As you probably know, the landmark case in this area of law is the Florida Supreme Court case Johnson v. Davis. In Johnson, the Court made it clear that a seller must disclose any known latent defects which materially affect the value of the property, and which are not readily observable to the buyer, before signing any contract. Below are some important points to be aware of regarding this duty to disclose:
1. The standard for liability is whether the seller had actual knowledge of the defect. This is the area where we encounter the most confusion, because merely discovering a major defect that was not disclosed is not enough to prevail on a failure to disclose claim. The buyer must prove that the seller knew the defect existed. It is not enough to prove that the seller should have known of the defect, or that any reasonable person would have known of the defect. This means that the buyer must find evidence of the seller’s knowledge, such as recent patching over an area, or a neighbor who says plumbers were constantly called to the property over drainage issues.

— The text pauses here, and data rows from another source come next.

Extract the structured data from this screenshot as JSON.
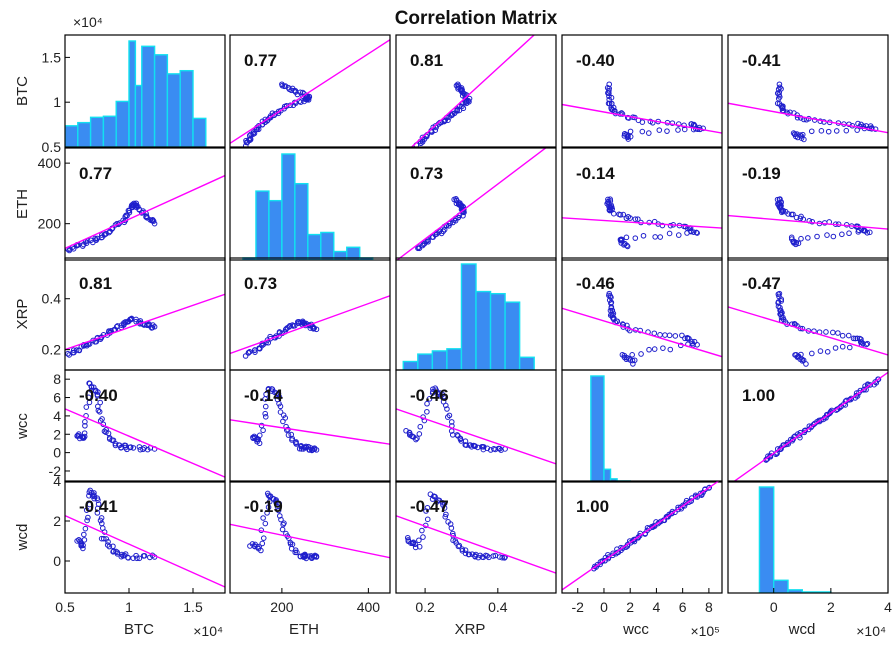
{
  "chart_data": {
    "type": "scatter",
    "title": "Correlation Matrix",
    "variables": [
      "BTC",
      "ETH",
      "XRP",
      "wcc",
      "wcd"
    ],
    "ranges": {
      "BTC": [
        5000,
        17500
      ],
      "ETH": [
        80,
        450
      ],
      "XRP": [
        0.12,
        0.56
      ],
      "wcc": [
        -3.2,
        9
      ],
      "wcd": [
        -1.6,
        4
      ]
    },
    "y_ticks": {
      "BTC": {
        "values": [
          5000,
          10000,
          15000
        ],
        "labels": [
          "0.5",
          "1",
          "1.5"
        ],
        "exponent": "×10⁴"
      },
      "ETH": {
        "values": [
          200,
          400
        ],
        "labels": [
          "200",
          "400"
        ]
      },
      "XRP": {
        "values": [
          0.2,
          0.4
        ],
        "labels": [
          "0.2",
          "0.4"
        ]
      },
      "wcc": {
        "values": [
          -2,
          0,
          2,
          4,
          6,
          8
        ],
        "labels": [
          "-2",
          "0",
          "2",
          "4",
          "6",
          "8"
        ]
      },
      "wcd": {
        "values": [
          0,
          2,
          4
        ],
        "labels": [
          "0",
          "2",
          "4"
        ]
      }
    },
    "x_ticks": {
      "BTC": {
        "values": [
          5000,
          10000,
          15000
        ],
        "labels": [
          "0.5",
          "1",
          "1.5"
        ],
        "exponent": "×10⁴"
      },
      "ETH": {
        "values": [
          200,
          400
        ],
        "labels": [
          "200",
          "400"
        ]
      },
      "XRP": {
        "values": [
          0.2,
          0.4
        ],
        "labels": [
          "0.2",
          "0.4"
        ]
      },
      "wcc": {
        "values": [
          -2,
          0,
          2,
          4,
          6,
          8
        ],
        "labels": [
          "-2",
          "0",
          "2",
          "4",
          "6",
          "8"
        ],
        "exponent": "×10⁵"
      },
      "wcd": {
        "values": [
          0,
          2,
          4
        ],
        "labels": [
          "0",
          "2",
          "4"
        ],
        "exponent": "×10⁴"
      }
    },
    "correlations": [
      [
        1.0,
        0.77,
        0.81,
        -0.4,
        -0.41
      ],
      [
        0.77,
        1.0,
        0.73,
        -0.14,
        -0.19
      ],
      [
        0.81,
        0.73,
        1.0,
        -0.46,
        -0.47
      ],
      [
        -0.4,
        -0.14,
        -0.46,
        1.0,
        1.0
      ],
      [
        -0.41,
        -0.19,
        -0.47,
        1.0,
        1.0
      ]
    ],
    "correlation_labels": [
      [
        "",
        "0.77",
        "0.81",
        "-0.40",
        "-0.41"
      ],
      [
        "0.77",
        "",
        "0.73",
        "-0.14",
        "-0.19"
      ],
      [
        "0.81",
        "0.73",
        "",
        "-0.46",
        "-0.47"
      ],
      [
        "-0.40",
        "-0.14",
        "-0.46",
        "",
        "1.00"
      ],
      [
        "-0.41",
        "-0.19",
        "-0.47",
        "1.00",
        ""
      ]
    ],
    "histograms": {
      "BTC": {
        "bin_edges": [
          5000,
          6000,
          7000,
          8000,
          9000,
          10000,
          10500,
          11000,
          12000,
          13000,
          14000,
          15000,
          16000
        ],
        "counts": [
          20,
          23,
          28,
          29,
          43,
          100,
          58,
          95,
          87,
          69,
          72,
          27
        ]
      },
      "ETH": {
        "bin_edges": [
          110,
          140,
          170,
          200,
          230,
          260,
          290,
          320,
          350,
          380,
          410
        ],
        "counts": [
          2,
          65,
          56,
          100,
          72,
          24,
          26,
          8,
          12,
          2
        ]
      },
      "XRP": {
        "bin_edges": [
          0.14,
          0.18,
          0.22,
          0.26,
          0.3,
          0.34,
          0.38,
          0.42,
          0.46,
          0.5
        ],
        "counts": [
          8,
          15,
          18,
          20,
          100,
          74,
          72,
          64,
          12
        ]
      },
      "wcc": {
        "bin_edges": [
          -1.0,
          0.0,
          0.5,
          1.0,
          2.0
        ],
        "counts": [
          100,
          12,
          3,
          1
        ]
      },
      "wcd": {
        "bin_edges": [
          -0.5,
          0.0,
          0.5,
          1.0,
          2.0
        ],
        "counts": [
          100,
          12,
          3,
          1
        ]
      }
    },
    "scatter_shape": {
      "BTC-ETH": [
        [
          5200,
          115
        ],
        [
          6300,
          130
        ],
        [
          7500,
          150
        ],
        [
          8500,
          175
        ],
        [
          9500,
          210
        ],
        [
          10200,
          255
        ],
        [
          10500,
          265
        ],
        [
          11200,
          230
        ],
        [
          12000,
          200
        ]
      ],
      "BTC-XRP": [
        [
          5200,
          0.18
        ],
        [
          6500,
          0.21
        ],
        [
          7500,
          0.24
        ],
        [
          8500,
          0.27
        ],
        [
          9500,
          0.3
        ],
        [
          10200,
          0.32
        ],
        [
          11200,
          0.3
        ],
        [
          12000,
          0.29
        ]
      ],
      "BTC-wcc": [
        [
          6000,
          2.0
        ],
        [
          6500,
          1.5
        ],
        [
          7000,
          7.5
        ],
        [
          7500,
          6.5
        ],
        [
          8000,
          2.5
        ],
        [
          9000,
          0.8
        ],
        [
          10000,
          0.5
        ],
        [
          12000,
          0.4
        ]
      ],
      "BTC-wcd": [
        [
          6000,
          1.0
        ],
        [
          6500,
          0.7
        ],
        [
          7000,
          3.5
        ],
        [
          7500,
          3.0
        ],
        [
          8000,
          1.2
        ],
        [
          9000,
          0.4
        ],
        [
          10000,
          0.2
        ],
        [
          12000,
          0.2
        ]
      ],
      "ETH-XRP": [
        [
          120,
          0.18
        ],
        [
          150,
          0.21
        ],
        [
          180,
          0.25
        ],
        [
          210,
          0.28
        ],
        [
          240,
          0.31
        ],
        [
          260,
          0.3
        ],
        [
          280,
          0.28
        ]
      ],
      "ETH-wcc": [
        [
          130,
          1.8
        ],
        [
          150,
          1.2
        ],
        [
          170,
          7.0
        ],
        [
          190,
          6.2
        ],
        [
          210,
          2.5
        ],
        [
          240,
          0.6
        ],
        [
          260,
          0.5
        ],
        [
          280,
          0.3
        ]
      ],
      "ETH-wcd": [
        [
          130,
          0.8
        ],
        [
          150,
          0.6
        ],
        [
          170,
          3.3
        ],
        [
          190,
          2.9
        ],
        [
          210,
          1.2
        ],
        [
          240,
          0.3
        ],
        [
          260,
          0.2
        ],
        [
          280,
          0.2
        ]
      ],
      "XRP-wcc": [
        [
          0.15,
          2.3
        ],
        [
          0.18,
          1.5
        ],
        [
          0.22,
          7.0
        ],
        [
          0.25,
          6.0
        ],
        [
          0.28,
          2.0
        ],
        [
          0.32,
          0.7
        ],
        [
          0.36,
          0.5
        ],
        [
          0.42,
          0.4
        ]
      ],
      "XRP-wcd": [
        [
          0.15,
          1.1
        ],
        [
          0.18,
          0.7
        ],
        [
          0.22,
          3.3
        ],
        [
          0.25,
          2.8
        ],
        [
          0.28,
          1.0
        ],
        [
          0.32,
          0.3
        ],
        [
          0.36,
          0.2
        ],
        [
          0.42,
          0.2
        ]
      ],
      "wcc-wcd": [
        [
          -0.8,
          -0.3
        ],
        [
          0,
          0.05
        ],
        [
          1,
          0.5
        ],
        [
          2,
          0.95
        ],
        [
          3,
          1.4
        ],
        [
          4,
          1.85
        ],
        [
          5,
          2.3
        ],
        [
          6,
          2.75
        ],
        [
          7,
          3.2
        ],
        [
          8,
          3.65
        ]
      ]
    },
    "colors": {
      "marker": "#1f1fcc",
      "histogram_fill": "#3a8cf2",
      "histogram_edge": "#12e0f0",
      "fit_line": "#ff00ff",
      "axes": "#000000"
    },
    "grid": false
  }
}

2. A seller cannot avoid liability for failing to disclose a latent defect by executing an “As Is” contract or including a broad “as is” clause in a contract.
3. The duty to disclose only applies to residential property. There is no duty to disclose in commercial real estate transactions; however, sellers of commercial real estate can still be held liable for fraud if the seller actively conceals a defect or intentionally misrepresents facts to the buyer.
4. If a defect is discovered prior to closing, and the seller hires a contractor to correct the problem, the buyer should have the repair work inspected by a third party. Moreover, it may be prudent for the buyer to get the seller to certify in writing that the repairs were properly completed and the defect fully remediated. This is because the seller is not liable for improperly completed work unless s/he actually knew the repairs were incomplete or improper.
5. While many sellers complete and provide potential purchasers with the form “Seller’s Real Property Disclosure Statement,” sellers are not required to do so under Florida law. Buyers are encouraged to request a seller’s disclosure form from the seller before signing any contract.
6. The duty of disclosure extends to the seller’s real estate broker. This means that a real estate broker can be sued by a buyer for failure to disclose. Therefore, any broker representing a seller should fully advise the seller to disclose all latent defects and cooperate in disclosing any defects to potential purchasers. The listing agent may desire to take the additional precautionary measure of having the seller sign a document certifying that s/he has disclosed all defects to the listing agent.
It is often challenging to bring a successful failure to disclose claim because of the difficulty in finding evidence that the seller actually knew of the defect. For this reason, we strongly encourage any buyer to conduct comprehensive, thorough and professional inspections of the property before purchase in order to avoid any potential claim after closing. As always, should you have any questions regarding the foregoing we urge you to consult with your local real estate attorney.